This scenario describes a five-component Job that matches the family information entries in the main input file against those in a reference input file, and displays the exact matches and the rejected data in different tables on the console. The dynamic feature is leveraged to save the time of configuring individual columns in the schema of each component.
Drop two tFileInputDelimited components, a tJoin component, and two tLogRow components from the Palette onto the design workspace, and label them to better identify their roles in the Job, as shown above.
Connect the tFileInputDelimited component labelled Main_Input to the tJoin component, which is labelled Check, using a Row > Main connection.
Repeat the step above to connect the tFileInputDelimited component labelled Ref_Input to the tJoin component.
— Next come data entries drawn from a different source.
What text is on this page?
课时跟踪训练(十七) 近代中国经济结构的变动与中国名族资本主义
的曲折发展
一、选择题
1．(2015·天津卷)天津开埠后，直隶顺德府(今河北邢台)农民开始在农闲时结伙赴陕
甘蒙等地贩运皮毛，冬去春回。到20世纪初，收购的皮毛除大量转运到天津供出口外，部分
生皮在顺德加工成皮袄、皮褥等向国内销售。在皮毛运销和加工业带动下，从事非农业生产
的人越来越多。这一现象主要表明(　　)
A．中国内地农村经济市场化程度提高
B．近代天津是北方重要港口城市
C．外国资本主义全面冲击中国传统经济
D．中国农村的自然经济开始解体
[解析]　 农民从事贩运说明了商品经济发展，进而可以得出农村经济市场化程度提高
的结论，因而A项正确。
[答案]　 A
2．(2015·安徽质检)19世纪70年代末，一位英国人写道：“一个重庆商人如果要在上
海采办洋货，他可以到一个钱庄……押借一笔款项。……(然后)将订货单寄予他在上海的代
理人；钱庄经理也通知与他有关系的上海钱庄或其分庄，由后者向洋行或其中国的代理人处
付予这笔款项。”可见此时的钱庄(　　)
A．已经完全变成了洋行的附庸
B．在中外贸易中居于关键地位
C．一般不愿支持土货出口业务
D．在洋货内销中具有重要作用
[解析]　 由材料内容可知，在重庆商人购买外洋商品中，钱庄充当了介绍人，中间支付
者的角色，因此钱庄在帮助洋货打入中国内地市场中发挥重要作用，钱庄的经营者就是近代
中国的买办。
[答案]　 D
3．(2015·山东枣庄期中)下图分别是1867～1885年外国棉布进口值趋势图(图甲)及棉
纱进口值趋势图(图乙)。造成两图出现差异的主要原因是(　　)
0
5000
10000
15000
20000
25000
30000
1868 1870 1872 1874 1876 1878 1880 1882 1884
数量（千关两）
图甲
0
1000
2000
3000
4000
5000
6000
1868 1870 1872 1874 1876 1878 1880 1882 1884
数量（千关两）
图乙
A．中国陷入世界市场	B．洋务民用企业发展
This Row connection automatically appears as a lookup link.
Connect the tJoin component to the tLogRow component labelled Matches using a Row > Main connection. This link will gather the data of the exact matches.
Connect the tJoin component to the tLogRow component labelled Rejects using a Row > Inner join reject connection. This link will gather the rejected data.
Double-click the tFileInputDelimited component labelled Main_Input to display its Basic settings view.
The dynamic schema feature is only supported in Built-In mode and requires the input file to have a header row.
Click the [...] button next to the File Name/Stream field to browse to your main input file, and type in 1 in the Header field to define the first row as the header row.
In this use case, the main input file contains the following information:
FirstName;LastName;HouseNo;Street;City Gerald;Roosevelt;48;Fairview Avenue;Oklahoma City Benjamin;Harrison;27;Katella Avenue;Little Rock Bob;Clinton;11;Bowles Avenue;Raleigh James;Quincy;45;Cerrillos Road;Saint Paul Gerald;Harrison;27;Katella Avenue;Little Rock Harry;Madison;85;Santa Monica Road;Raleigh Helen;Roosevelt;48;Fairview Avenue;Oklahoma City Mary;Clinton;11;Bowles Avenue;Raleigh Cathey;Quincy;45;Cerrillos Road;Saint Paul John;Smith;64;Market Street;Helena
Click Edit schema to define the schema for this component.
In this use case, the main input file has five columns: FirstName, LastName, HouseNo, Street, and City. However, as we can leverage the advantage of the dynamic schema feature, we simply define two columns: one string type of column for the first names of people, and one dynamic column for the family information. To do so:
Click the [+] button to add two columns, and name them FirstName and FamilyInfo respectively.
Select String from the Type list for the FirstName column to retrieve the first name of each person on the name list.
Select Dynamic from the Type list for the FamilyInfo column to retrieve the rest information of each person on the name list: the last name, house number, street, and city, which all together will identify a family.
Click OK to propagate the schema and close the [Schema] dialog box.
Following steps similar to the above, define the properties for the tFileInputDelimited component labelled Ref_Input: the path to the reference input file, the header row, and the schema. This time, just define one dynamic column, FamilyInfo, to retrieve the four columns of the reference input file, which contains the following information:
LastName;HouseNo;Street;City Clinton;11;Bowles Avenue;Raleigh Quincy;45;Cerrillos Road;Saint Paul Smith;64;Market Street;Helena
Double-click the tJoin component to open its Basic settings view.
Click Edit schema to open the [Schema] dialog box to check the data structures of the input files and define the data you want to pass to the output components.
In this scenario, we want to pass both columns of the main input file, FirstName and FamilyInfo, to the output files, so simply copy the schema columns of the main input file by clicking the [->>] button. Then, click OK to validate the schema and close the dialog box.
In the Key definition area, click the [+] button to add one column to the list and then select the input column you want to match from the Input key attribute list and the reference column against which you want match the input column from Lookup key attribute list, FamilyInfo and row2.FamilyInfo respectively in this example.
Make sure that the Inner join (with reject output) check box is selected to define one of the outputs as inner join reject table.
In the Basic settings view of each tLogRow component, select the Table option to display the output information in table cells.